De volta ao afro, a Ilha sonha com um grande samba

ANDERSON BALTAR

anderson-baltarNa terça-feira passada, estive na quadra da União da Ilha do Governador para conhecer a sinopse do enredo da escola para o Carnaval 2017. “Nzara Ndembu – Glória ao Senhor Tempo”, de Severo Luzardo, promove um reencontro da União da Ilha com uma temática que já lhe rendeu grandes sambas e da qual a escola se afastou há quase 20 anos. Desde 1998, com “Fatumbi”, a tricolor insulana não faz um enredo de matriz africana. Basta lembrar que o primeiro título da escola, o então Segundo Grupo em 1974, se deu com “Lendas e Festas da Yabás”. E que enredos afros já renderam pérolas como “A Viagem da Pintada Encantada” (1996) e “Ritual Afr0-Brasileiro” (1971).

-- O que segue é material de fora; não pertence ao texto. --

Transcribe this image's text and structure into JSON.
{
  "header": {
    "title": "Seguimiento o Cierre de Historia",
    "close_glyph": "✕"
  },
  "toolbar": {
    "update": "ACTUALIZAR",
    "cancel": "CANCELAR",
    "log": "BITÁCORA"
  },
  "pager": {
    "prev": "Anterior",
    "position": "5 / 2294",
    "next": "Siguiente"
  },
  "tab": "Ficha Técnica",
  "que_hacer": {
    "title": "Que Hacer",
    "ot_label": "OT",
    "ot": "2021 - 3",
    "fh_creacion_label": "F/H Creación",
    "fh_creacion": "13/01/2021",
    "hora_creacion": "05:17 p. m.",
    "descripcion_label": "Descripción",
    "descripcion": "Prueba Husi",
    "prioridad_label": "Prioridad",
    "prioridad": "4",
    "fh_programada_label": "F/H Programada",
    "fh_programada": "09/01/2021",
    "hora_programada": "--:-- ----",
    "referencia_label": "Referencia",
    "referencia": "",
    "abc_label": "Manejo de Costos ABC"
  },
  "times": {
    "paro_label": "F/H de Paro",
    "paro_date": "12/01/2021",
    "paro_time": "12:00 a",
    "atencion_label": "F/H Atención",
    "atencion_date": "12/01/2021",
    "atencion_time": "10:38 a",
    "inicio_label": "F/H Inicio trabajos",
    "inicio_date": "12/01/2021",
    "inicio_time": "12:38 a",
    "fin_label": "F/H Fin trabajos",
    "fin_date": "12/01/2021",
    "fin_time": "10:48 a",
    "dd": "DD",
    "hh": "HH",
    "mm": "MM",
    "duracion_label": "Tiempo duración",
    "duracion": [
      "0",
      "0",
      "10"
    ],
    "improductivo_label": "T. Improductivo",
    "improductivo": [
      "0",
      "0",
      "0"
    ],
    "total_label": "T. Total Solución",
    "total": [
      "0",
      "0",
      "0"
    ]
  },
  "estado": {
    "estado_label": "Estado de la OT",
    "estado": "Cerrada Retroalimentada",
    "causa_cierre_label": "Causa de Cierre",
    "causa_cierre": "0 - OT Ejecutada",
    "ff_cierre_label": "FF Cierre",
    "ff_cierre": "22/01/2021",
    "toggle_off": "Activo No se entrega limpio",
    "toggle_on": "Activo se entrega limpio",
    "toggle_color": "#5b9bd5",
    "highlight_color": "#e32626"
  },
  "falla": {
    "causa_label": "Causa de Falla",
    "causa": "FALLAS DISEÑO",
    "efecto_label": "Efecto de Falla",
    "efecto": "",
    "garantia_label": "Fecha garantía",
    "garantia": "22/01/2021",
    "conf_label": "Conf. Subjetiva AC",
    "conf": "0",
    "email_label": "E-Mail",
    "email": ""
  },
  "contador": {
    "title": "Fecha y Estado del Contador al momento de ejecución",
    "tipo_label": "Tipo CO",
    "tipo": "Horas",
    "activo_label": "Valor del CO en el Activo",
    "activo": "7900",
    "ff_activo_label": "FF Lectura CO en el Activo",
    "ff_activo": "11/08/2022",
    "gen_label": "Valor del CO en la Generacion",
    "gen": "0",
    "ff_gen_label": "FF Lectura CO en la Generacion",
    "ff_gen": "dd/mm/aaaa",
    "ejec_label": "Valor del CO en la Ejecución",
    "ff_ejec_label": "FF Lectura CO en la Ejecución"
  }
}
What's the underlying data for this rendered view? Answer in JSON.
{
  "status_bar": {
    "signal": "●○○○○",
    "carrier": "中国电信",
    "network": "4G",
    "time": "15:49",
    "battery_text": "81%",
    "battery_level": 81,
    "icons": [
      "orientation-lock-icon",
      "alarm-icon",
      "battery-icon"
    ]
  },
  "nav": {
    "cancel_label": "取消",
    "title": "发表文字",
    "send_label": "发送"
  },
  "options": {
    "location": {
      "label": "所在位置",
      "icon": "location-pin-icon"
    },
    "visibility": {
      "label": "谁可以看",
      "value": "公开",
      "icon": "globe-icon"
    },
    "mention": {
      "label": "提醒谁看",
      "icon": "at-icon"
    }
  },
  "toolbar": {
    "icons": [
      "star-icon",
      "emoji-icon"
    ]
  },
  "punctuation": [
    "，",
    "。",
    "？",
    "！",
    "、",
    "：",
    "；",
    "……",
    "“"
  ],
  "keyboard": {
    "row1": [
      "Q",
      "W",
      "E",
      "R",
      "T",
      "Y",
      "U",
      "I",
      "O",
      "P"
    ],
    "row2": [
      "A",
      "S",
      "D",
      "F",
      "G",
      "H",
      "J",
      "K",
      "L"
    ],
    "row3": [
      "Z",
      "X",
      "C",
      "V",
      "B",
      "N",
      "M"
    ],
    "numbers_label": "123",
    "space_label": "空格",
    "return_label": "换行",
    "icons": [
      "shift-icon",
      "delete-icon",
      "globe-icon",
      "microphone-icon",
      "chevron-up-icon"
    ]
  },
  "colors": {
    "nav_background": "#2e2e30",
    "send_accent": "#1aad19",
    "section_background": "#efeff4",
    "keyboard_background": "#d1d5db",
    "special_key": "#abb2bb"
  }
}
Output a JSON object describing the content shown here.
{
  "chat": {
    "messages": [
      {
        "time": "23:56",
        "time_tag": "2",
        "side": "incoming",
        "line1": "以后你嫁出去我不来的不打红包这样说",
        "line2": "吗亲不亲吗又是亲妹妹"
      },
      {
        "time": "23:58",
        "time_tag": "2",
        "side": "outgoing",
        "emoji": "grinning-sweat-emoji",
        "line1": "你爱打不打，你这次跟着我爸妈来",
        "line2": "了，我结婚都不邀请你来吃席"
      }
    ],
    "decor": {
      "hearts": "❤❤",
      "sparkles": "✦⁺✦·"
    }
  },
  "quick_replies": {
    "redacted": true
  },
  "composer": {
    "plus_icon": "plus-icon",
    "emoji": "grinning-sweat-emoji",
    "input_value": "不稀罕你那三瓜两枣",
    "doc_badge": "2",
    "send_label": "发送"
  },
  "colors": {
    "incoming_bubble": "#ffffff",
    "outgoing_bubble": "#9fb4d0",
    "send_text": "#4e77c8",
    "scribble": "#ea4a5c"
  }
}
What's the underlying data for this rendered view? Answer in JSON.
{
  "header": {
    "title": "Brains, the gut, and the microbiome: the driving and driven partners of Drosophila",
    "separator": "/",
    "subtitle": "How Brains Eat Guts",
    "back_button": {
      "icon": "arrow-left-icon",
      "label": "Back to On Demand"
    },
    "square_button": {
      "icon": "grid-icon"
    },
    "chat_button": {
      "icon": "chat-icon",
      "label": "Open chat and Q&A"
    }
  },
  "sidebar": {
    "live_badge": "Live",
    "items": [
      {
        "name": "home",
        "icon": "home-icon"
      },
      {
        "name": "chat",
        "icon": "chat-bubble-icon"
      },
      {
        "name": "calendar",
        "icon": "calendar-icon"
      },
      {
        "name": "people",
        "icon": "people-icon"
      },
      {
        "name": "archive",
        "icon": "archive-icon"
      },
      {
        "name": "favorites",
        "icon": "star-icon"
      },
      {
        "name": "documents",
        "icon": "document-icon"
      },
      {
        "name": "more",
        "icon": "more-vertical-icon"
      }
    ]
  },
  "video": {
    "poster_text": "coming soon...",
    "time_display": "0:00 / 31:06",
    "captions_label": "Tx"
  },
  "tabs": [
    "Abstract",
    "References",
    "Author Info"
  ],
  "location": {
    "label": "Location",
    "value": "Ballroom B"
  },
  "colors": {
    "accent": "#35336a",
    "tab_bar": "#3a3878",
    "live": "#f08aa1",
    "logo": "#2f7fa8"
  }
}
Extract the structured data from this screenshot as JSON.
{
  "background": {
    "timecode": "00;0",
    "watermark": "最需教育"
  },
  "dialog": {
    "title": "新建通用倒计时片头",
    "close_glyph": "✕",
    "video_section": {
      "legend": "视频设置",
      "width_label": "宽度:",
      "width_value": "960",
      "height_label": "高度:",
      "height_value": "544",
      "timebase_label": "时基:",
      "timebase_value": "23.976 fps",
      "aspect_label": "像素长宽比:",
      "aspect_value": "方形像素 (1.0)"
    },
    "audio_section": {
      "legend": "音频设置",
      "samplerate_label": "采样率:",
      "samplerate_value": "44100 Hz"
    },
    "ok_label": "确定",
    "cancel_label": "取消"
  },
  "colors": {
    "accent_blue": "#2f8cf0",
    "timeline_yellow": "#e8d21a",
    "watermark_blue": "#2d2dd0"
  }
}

Me surpreendi ao ver a quadra lotada de componentes de todos os segmentos da agremiação em um evento que, geralmente, é acompanhado apenas pela ala dos compositores. E senti, de uma forma muito palpável, em todos os insulanos o desejo de ver a escola de volta à trilha dos bons resultados e, sobretudo, dos grandes sambas. A belíssima narrativa, de abordagem inédita baseada nos cultos do candomblé banto – pouco foram difundidos em nosso país – tem tudo para ajudar nesse processo de redenção. Afinal, a União da Ilha, de larga contribuição ao sub-gênero samba-enredo, está devendo, já há alguns anos, uma obra digna de suas tradições.

Teorias para tal problema não faltam. Há quem diga que a escola ficou refém de um estilo de samba-enredo, que ficou consagrado como “a cara da Ilha”. Me refiro ao estilo de composição burilado por Didi no seu retorno à escola no final dos anos 70 (em sambas como “O Amanhã”, “O que será?” e “É Hoje”) e aperfeiçoado por Franco em “Festa Profana” e “De Bar em bar…”. Muita gente diz que tal estilo de samba se esgotou e que o sisudo carnaval dos tempos de hoje não comporta mais composições tão leves, oníricas e brincalhonas. Pode ser. Até porque, para mim, a “cara de samba da Ilha”, na verdade, é a qualidade. Como falar da discografia insulana sem citar belíssimos sambas como “Domingo” (1977), “Poemas de Máscaras e Sonhos” (1976) e “Um Herói, uma canção, um enredo” (1985), todos criados dentro de estruturas mais tradicionais – assim como os mais recentes “A União faz a força…” (2001) e “Corcovado” (2005).

Um problema que ocorreu dentro da União da Ilha foi a perda, em um curto prazo de tempo, de uma representativa quantidade de compositores. Franco faleceu de forma precoce. Maurício 100 – que também era ótimo puxador- converteu-se à igreja evangélica. Outros talentos, como Ciraninho e Mingau foram para co-irmãs. Djalma Falcão e Márcio André, que legaram sambas importantes à escola, deixaram a ala e foram para a diretoria. Com tantas perdas, a sensação de eterna entressafra tomou conta da Ilha, que, além de tudo, passou muitos anos no Grupo de Acesso e viu sua ala se esvaziar.

Posso estar enganado, mas a energia que senti na quadra foi bastante positiva. Algo me diz que a safra de sambas da União da Ilha será uma das mais interessantes de 2017 e que uma ida à quadra da Estrada do Galeão em horário alternativo (os cortes serão nas tardes/noites de domingo) será um dos programas mais bacanas que os aficionados em disputas de samba terão para cumprir nesta temporada. Que os tambores de Angola inspirem os poetas insulanos!